Der richtige Therapieansatz – wenn das Vegetativum mitredet
Nicht immer liegt die Ursache dort, wo der Schmerz empfunden wird. Physiotherapeutin Kerstin Hartje beschreibt in ihrem Fachartikel, wie wichtig es ist, bei der Befundung von Patienten über die lokale Ebene hinauszudenken – bis hin zum vegetativen Nervensystem.

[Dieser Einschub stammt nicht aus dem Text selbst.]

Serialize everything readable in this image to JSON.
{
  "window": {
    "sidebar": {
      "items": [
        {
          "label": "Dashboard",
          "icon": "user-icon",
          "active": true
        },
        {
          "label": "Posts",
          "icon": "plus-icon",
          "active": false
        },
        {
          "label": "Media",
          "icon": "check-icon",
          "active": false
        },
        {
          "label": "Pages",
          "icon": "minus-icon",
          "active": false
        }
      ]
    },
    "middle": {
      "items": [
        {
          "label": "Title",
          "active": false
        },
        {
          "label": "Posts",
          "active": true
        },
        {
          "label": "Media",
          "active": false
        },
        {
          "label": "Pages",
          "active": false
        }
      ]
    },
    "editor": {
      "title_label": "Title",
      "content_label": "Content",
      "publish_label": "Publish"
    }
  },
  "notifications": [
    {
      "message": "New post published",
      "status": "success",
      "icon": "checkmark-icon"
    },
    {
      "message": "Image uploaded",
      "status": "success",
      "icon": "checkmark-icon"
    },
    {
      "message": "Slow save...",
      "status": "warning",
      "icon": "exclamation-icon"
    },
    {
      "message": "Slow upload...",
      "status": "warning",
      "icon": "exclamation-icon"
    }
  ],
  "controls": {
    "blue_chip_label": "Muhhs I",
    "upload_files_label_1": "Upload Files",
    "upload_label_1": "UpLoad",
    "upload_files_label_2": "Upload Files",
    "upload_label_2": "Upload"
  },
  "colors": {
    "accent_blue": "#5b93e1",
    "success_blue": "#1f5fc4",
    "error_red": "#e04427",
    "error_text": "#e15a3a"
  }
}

Vom lokalen Schmerz zur vegetativen Ursache
Häufig zeigt sich an der schmerzhaften Stelle kein klarer Befund: Tests sind entweder unauffällig oder unspezifisch. In solchen Fällen sollte der Therapeut das nächsthöhere System betrachten – zunächst das zugehörige Wirbelsäulensegment, danach die vegetativ-segmentale Ebene. Denn bei chronischen Beschwerden (länger als drei Monate) ist oft das vegetative Nervensystem mitbeteiligt.
Anhand von Fallbeispielen – etwa Schulter-, Fuß- oder Ellenbogenbeschwerden – zeigt Hartje, wie Symptome, die scheinbar muskulär oder segmental bedingt sind, tatsächlich aus einer vegetativen Dysregulation resultieren können. So können Durchblutungsstörungen, Hautverfärbungen oder diffuse Schmerzverteilungen Hinweise darauf sein, dass die Ursache nicht lokal zu suchen ist.
Das vegetative Nervensystem – bestehend aus Sympathikus und Parasympathikus – steuert unwillkürliche Körperfunktionen und reagiert sensibel auf Belastungen, Stress und langanhaltende Schmerzreize. Wird diese Ebene übersehen, greifen lokale Behandlungen häufig zu kurz. Durch eine gezielte Behandlung vegetativer Reflexzonen, beispielsweise entlang bestimmter Wirbelsegmente, kann hingegen eine deutliche Besserung erzielt werden.
Im Fazit betont Hartje die zentrale Rolle der Anamnese: Nur wenn alle Symptome zu einem Gesamtbild zusammengefügt werden, lässt sich erkennen, auf welcher Ebene die Therapie ansetzen muss. Spätestens nach drei Monaten bestehender Beschwerden sollte das vegetative Nervensystem immer in die Diagnostik und Behandlung einbezogen werden.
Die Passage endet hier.